If you’ve eaten at Mekong Baby you’ll be familiar with the restaurant’s punchy Asian flavours. So you may be surprised to find that their new head chef is a Brit who has spent the past 10 years working in Denmark, specialising in new Nordic cuisine.
“The food I was doing there was very subtle, all about coaxing your tastebuds using natural taste enhancers,” explains charismatic chef Jeff Scott Foster, pre-lunch rush at the Ponsonby fusion eatery. “Here the flavour just hits you. It’s fresh, vibrant, screaming on the plate.”
Mekong Baby owner Dominique Parat had put the feelers out to international recruiters following the departure of chef Ben Convery; the idea was to find someone who had trained at a Michelin-starred restaurant as he had (at L’Hermitage near the French Alps).
The stars aligned when Foster, who had worked at Michelin-starred restaurants with celebrity chefs Marco Pierre White (Harvey’s, London), and Michel Roux jnr and Gordon Ramsay (Le Gavroche), answered his call. Foster had been running his own Restaurant 5 in Svendborg but the time had come to move on from the small Danish town where he lived with his wife and three children.

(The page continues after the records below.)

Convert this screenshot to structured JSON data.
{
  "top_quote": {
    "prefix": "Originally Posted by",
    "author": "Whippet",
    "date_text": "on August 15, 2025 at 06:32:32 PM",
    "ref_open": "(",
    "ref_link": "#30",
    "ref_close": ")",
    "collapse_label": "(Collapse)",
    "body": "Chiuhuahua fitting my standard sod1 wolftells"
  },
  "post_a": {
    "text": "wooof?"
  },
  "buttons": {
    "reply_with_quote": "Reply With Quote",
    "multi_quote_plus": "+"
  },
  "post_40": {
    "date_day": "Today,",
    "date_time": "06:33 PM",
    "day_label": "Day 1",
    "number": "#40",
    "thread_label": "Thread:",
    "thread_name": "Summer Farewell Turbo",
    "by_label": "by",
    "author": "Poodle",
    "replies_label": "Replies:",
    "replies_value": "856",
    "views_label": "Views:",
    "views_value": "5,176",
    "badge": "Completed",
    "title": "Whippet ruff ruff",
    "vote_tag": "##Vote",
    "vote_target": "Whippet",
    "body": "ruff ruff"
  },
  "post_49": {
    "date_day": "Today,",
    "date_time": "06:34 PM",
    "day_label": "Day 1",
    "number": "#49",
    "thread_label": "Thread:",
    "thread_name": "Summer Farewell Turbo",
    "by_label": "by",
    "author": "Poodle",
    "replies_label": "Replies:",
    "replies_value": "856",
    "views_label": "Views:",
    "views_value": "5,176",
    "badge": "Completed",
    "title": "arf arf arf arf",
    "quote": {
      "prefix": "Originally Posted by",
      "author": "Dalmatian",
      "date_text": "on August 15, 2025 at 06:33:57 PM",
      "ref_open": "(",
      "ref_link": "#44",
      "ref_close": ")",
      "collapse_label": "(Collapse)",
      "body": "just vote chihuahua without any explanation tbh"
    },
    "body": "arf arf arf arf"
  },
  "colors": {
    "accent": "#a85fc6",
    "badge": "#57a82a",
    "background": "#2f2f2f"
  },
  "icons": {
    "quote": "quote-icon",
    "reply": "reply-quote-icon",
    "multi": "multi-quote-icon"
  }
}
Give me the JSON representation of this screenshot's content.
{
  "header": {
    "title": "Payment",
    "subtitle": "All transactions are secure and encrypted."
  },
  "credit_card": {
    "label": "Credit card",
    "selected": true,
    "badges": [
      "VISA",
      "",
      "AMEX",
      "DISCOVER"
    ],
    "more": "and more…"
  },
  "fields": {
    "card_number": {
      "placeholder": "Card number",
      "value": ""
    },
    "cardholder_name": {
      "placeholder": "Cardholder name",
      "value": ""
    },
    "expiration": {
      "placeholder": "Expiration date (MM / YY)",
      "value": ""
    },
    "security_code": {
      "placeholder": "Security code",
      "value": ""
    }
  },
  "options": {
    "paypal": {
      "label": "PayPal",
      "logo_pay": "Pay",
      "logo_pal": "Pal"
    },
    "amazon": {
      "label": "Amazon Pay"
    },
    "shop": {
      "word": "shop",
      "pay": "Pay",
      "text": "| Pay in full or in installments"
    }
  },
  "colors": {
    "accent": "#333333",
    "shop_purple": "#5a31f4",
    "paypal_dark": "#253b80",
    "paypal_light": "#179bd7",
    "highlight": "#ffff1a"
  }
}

“It’s evolution, not revolution. People come here for their favourite dishes. So we’re not going to change things straight away — don’t be stupid!” he says laughing.
Although this cuisine isn’t entirely new to him — he once talked his way into a Koh Phangan kitchen so he could study Thai cooking techniques — Foster plans to introduce the European methods he used in Denmark, such as fermenting, drying and smoking.
He concedes that after eating Danish food for so long he’ll need to build up his chilli tolerance, but anyone who meets him will realise he’s bringing his own brand of heat to the kitchen.
“I want to work with people who’ve got a hunger in their eyes. I want them to put up a dish and say, f*** that’s good. Then put up another and say, f*** that’s better!”